Соседка снизу орала так, что, казалось, ее голос пропитывал воздух и проникал в стены. Сквозь отвратительные завывания я различал смутные фразы: то о каком-то «недостаточно мужском поступке», то о «проклятых абортах». Меня передернуло, будто я подслушивал чей-то очень личный кошмар. Но от этих криков не укрыться — они били по ушам, напоминая о том, что чужая жизнь может вторгаться в твою без стука.
Я сидел на кухне в своей съёмной квартире, глядя в холодный свет монитора. За окном была уже глубокая ночь, а на столе — пачка ставших привычными бумаг по работе. В офисе все время требовали новых отчетов, и я уже давно не видел в этом никакого смысла. Внутри росли усталость и тоска. Но громкие вопли снизу внезапно заставили меня встрепенуться, как если бы весь мой будничный мир кто-то резко перевернул вверх дном.

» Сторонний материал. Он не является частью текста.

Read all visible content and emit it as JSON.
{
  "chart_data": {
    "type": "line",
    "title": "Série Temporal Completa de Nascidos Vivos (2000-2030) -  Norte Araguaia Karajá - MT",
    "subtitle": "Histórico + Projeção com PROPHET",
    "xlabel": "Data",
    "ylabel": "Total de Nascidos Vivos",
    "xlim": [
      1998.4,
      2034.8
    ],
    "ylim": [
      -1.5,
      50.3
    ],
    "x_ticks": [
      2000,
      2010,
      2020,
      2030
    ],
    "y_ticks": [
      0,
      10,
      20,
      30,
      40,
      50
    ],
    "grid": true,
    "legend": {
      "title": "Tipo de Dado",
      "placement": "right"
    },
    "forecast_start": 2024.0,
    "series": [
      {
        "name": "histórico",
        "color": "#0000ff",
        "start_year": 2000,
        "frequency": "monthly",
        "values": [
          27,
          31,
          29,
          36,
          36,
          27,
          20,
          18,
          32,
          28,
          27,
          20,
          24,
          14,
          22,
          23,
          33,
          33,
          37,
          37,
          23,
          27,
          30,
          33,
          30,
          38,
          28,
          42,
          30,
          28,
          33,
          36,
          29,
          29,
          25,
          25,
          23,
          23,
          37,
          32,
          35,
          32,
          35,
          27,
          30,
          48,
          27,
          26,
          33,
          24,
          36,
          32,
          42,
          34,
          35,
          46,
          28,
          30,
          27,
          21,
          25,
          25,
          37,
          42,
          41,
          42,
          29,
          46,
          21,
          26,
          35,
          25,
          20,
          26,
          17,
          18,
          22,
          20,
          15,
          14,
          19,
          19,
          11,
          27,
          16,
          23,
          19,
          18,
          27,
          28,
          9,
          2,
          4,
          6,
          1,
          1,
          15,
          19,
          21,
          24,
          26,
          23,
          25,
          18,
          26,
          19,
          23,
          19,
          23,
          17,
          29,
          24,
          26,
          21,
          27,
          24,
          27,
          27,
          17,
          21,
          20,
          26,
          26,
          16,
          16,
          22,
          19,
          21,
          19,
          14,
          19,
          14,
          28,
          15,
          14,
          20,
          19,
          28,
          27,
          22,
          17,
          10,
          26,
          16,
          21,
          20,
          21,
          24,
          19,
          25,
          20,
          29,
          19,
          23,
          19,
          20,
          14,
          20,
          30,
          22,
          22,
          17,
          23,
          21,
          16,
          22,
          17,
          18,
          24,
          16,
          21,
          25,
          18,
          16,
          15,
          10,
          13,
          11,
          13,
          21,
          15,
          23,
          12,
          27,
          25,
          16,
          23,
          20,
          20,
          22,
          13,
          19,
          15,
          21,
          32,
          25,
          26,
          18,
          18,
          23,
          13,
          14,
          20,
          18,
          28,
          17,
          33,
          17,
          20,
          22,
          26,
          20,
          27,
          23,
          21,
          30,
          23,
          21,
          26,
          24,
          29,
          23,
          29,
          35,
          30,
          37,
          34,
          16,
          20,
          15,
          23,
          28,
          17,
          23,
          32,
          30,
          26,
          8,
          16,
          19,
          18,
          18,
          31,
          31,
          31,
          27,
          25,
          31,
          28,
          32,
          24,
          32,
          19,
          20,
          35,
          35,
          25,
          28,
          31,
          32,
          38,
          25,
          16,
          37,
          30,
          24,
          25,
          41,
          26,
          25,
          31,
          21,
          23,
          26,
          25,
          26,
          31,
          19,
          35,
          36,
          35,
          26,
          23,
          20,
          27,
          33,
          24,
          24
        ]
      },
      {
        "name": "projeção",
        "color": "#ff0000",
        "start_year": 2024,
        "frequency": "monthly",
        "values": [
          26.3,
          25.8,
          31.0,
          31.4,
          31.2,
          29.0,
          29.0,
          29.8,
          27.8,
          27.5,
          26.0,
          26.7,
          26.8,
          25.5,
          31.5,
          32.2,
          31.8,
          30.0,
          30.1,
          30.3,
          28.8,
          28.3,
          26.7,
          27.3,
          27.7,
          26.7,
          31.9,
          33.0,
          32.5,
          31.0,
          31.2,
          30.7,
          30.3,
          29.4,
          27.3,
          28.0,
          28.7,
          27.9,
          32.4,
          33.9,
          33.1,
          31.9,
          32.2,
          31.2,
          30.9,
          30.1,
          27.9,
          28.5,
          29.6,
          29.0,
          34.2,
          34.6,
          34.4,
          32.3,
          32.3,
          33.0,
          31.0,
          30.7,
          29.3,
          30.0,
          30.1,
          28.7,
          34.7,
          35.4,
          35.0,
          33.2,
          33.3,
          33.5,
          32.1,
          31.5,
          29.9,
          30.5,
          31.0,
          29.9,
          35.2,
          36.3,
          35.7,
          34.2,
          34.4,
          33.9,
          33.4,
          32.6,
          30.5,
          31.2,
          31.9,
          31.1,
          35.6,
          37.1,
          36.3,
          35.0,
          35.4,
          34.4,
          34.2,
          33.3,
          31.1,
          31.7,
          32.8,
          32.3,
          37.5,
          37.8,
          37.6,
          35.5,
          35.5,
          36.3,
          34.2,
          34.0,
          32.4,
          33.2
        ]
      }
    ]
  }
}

Я поймал себя на том, что пытаюсь разобрать их диалог по словам. Соседка кричала о вине, о том, что он «пил весь вечер», а затем орала: «Сколько можно терпеть эти твои загулявшие пятницы!» И вдруг снова про аборт. Зачем она это повторяет, и почему у них так все запущено? Какая выгода так мучить друг друга?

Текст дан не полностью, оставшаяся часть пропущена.